今月のQ&A(質問と答え)
最低賃金
Q 最低賃金について、具体的に教えてください。
A 最低賃金については、最低賃金法に定められており、正社員、パートタイマー等短時間就労者を問わず事業場で働くすべての労働者に適用され、最低賃金に満たない契約を結んでも、その部分は無効となります。
最低賃金には、1.地域別に定められている「地域別最低賃金」2.特定の産業について定められている「産業別最低賃金」の2つがあります。
1.については各都道府県ごとに定められていて、その都道府県内のすべての労働者とその使用者に、また、2.については、各都道府県内の特定の産業の労働者とその使用者に適用されます。
最低賃金の対象となるのは、通常の労働時間、労働日に対する賃金で、具体的には毎月の賃金のうち、以下のものを除いた基本給と諸手当が該当します。
- 臨時に支払われる賃金
- 1ヵ月を超える期間ごとに支払われる賃金
- 時間外手当、休日出勤手手、深夜手当など割増賃金
- 精・皆勤手当
- 通勤手当
- 家族手当
たとえば、年間所定労働日数260日、1日の所定労働時間8時間、1ヵ月12万円の給料を支給されているTさん(東京の会社に勤務)の場合を見てみましょう。

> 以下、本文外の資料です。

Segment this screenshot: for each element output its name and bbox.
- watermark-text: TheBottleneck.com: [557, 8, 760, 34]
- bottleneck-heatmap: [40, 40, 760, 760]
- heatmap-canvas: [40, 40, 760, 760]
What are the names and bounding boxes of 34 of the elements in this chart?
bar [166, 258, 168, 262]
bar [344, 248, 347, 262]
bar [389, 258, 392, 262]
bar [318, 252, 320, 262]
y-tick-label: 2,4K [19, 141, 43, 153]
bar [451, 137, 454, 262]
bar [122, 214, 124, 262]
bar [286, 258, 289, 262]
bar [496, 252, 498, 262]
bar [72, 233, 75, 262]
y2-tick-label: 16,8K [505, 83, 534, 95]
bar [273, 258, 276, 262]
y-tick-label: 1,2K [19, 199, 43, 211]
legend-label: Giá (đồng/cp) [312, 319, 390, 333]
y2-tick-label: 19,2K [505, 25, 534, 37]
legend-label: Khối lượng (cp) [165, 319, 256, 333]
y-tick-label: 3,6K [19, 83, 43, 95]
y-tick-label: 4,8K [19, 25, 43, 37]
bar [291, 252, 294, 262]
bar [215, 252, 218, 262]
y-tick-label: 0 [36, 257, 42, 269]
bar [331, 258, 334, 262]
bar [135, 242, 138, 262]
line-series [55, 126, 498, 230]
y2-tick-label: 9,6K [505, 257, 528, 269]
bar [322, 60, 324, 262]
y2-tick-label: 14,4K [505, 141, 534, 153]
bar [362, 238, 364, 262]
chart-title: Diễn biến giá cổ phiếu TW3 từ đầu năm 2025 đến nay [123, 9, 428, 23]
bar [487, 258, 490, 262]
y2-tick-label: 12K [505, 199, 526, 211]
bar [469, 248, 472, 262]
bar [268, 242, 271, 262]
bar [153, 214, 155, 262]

まず、最低賃金はは時間給で定められていますので、時間給に換算します。時間給は、月給を年間の1ヵ月平均所定労働時間数で割った額から求めますので、次のとおり約692円となります。
月給(12万円)÷(1日の所定労働時間×年間の労働日数÷12=8時間×260日÷12)≒692円
したがって、設例の場合は、東京都の地域別最低賃金である708円(平成15年度の価格)未満ですので、この支給額では最低賃金法に違反することになります。